Social Security Entitlements
If you are unable to continue working after your diagnosis you may find yourself navigating the complex system of social security benefits. Because this process can be challenging, it’s a good idea to seek expert advice from a financial adviser, your union, or the government agencies themselves. This help sheet from the American Cancer Society is a great place to start. The ACS also offers a ‘live chat’ facility and a staffed helpline to offer further support in your time of need. Here are some key facts:
- Social Security Disability Income (SSDI) is available to Americans who have worked and paid into the social security system through paycheck deductions or through self-employment taxes. It is only available to those individuals with a qualifying disability. Although the approval process can take many months in normal circumstances, the Social Security Administration maintains a list of diagnoses that qualify for expedited review. This list includes various forms of cancer.
- Nevertheless, SSDI benefits don’t begin until your sixth full month of disability. These benefits, therefore, don’t offer a quick-fix solution to your immediate financial situation.
- The amount you’ll get is based on a calculation involving the number of years you worked and how much social security tax you paid.
- It’s worth keeping in mind the potential downsides of an approved SSDI application. Your income with these benefits may exceed the threshold for Medicaid eligibility. This could leave you with problems finding insurance in the marketplace while you wait to become eligible for Medicare (24 months after your disability benefits application begins).

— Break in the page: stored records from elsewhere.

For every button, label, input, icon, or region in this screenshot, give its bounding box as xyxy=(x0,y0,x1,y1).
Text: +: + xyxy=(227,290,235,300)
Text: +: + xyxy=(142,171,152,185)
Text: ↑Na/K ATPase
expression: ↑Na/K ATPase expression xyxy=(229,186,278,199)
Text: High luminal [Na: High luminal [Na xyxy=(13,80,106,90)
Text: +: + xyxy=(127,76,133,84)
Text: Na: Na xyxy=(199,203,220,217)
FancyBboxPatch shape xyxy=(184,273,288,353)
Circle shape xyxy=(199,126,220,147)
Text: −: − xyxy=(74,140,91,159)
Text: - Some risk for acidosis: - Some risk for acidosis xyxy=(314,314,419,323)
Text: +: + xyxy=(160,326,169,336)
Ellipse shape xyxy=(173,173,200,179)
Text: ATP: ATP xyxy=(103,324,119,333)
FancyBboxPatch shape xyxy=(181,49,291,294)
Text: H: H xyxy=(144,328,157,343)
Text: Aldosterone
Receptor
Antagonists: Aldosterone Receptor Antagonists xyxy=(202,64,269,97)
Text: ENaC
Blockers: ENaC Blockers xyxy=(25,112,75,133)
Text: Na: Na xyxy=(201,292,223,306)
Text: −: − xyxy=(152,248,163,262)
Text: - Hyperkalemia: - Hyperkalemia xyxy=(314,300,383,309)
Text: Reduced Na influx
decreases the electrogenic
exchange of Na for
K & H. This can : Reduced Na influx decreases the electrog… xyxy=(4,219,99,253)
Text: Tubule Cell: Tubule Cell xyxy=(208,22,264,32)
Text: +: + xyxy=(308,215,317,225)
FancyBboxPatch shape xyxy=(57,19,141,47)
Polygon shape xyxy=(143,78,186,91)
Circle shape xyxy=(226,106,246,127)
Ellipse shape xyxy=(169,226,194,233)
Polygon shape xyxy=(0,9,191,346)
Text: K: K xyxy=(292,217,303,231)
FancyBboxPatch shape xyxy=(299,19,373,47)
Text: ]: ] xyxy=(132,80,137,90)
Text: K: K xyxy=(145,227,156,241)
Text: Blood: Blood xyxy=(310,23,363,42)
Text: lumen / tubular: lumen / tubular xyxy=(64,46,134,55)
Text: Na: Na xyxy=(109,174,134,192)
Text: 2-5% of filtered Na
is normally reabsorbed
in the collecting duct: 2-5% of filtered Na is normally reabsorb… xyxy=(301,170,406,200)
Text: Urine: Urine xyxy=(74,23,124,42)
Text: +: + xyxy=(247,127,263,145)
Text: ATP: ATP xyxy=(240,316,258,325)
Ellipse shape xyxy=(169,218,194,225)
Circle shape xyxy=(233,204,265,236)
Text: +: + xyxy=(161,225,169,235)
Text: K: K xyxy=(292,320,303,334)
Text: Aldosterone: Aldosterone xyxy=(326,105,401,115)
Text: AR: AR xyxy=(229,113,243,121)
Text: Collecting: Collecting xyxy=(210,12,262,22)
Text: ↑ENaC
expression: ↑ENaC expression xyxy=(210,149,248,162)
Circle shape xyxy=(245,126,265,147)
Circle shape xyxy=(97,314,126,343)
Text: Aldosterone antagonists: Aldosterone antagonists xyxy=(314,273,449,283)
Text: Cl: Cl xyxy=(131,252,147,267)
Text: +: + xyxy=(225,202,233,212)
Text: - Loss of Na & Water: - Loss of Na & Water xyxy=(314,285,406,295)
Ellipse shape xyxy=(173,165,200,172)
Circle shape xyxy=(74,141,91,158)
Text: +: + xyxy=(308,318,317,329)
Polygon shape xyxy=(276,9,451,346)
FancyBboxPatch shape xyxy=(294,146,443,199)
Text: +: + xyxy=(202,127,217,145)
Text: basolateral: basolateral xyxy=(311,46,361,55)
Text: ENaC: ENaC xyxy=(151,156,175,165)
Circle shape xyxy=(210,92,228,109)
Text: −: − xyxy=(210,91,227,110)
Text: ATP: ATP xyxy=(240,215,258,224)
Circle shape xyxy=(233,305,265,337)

As always when it comes to financial planning and cancer, you should seek further details from relevant public and charitable bodies, starting with the Social Security Administration.
Individuals who don’t qualify for cancer-related SSDI benefits may still seek support in the form of Supplement Security Income (SSI). SSI benefits are designed for low-income individuals with a disability who don’t qualify for SSDI, usually, because they didn’t pay enough into social security in their working years.
At CancerInfoNet.org, we know how straining it can be to deal with financial issues on top of all the stress you’re facing from your cancer diagnosis. Although your physical health is of utmost importance, don’t neglect your mental wellbeing at this time and don’t be ashamed to seek support for mental health if you feel you need it at this difficult time.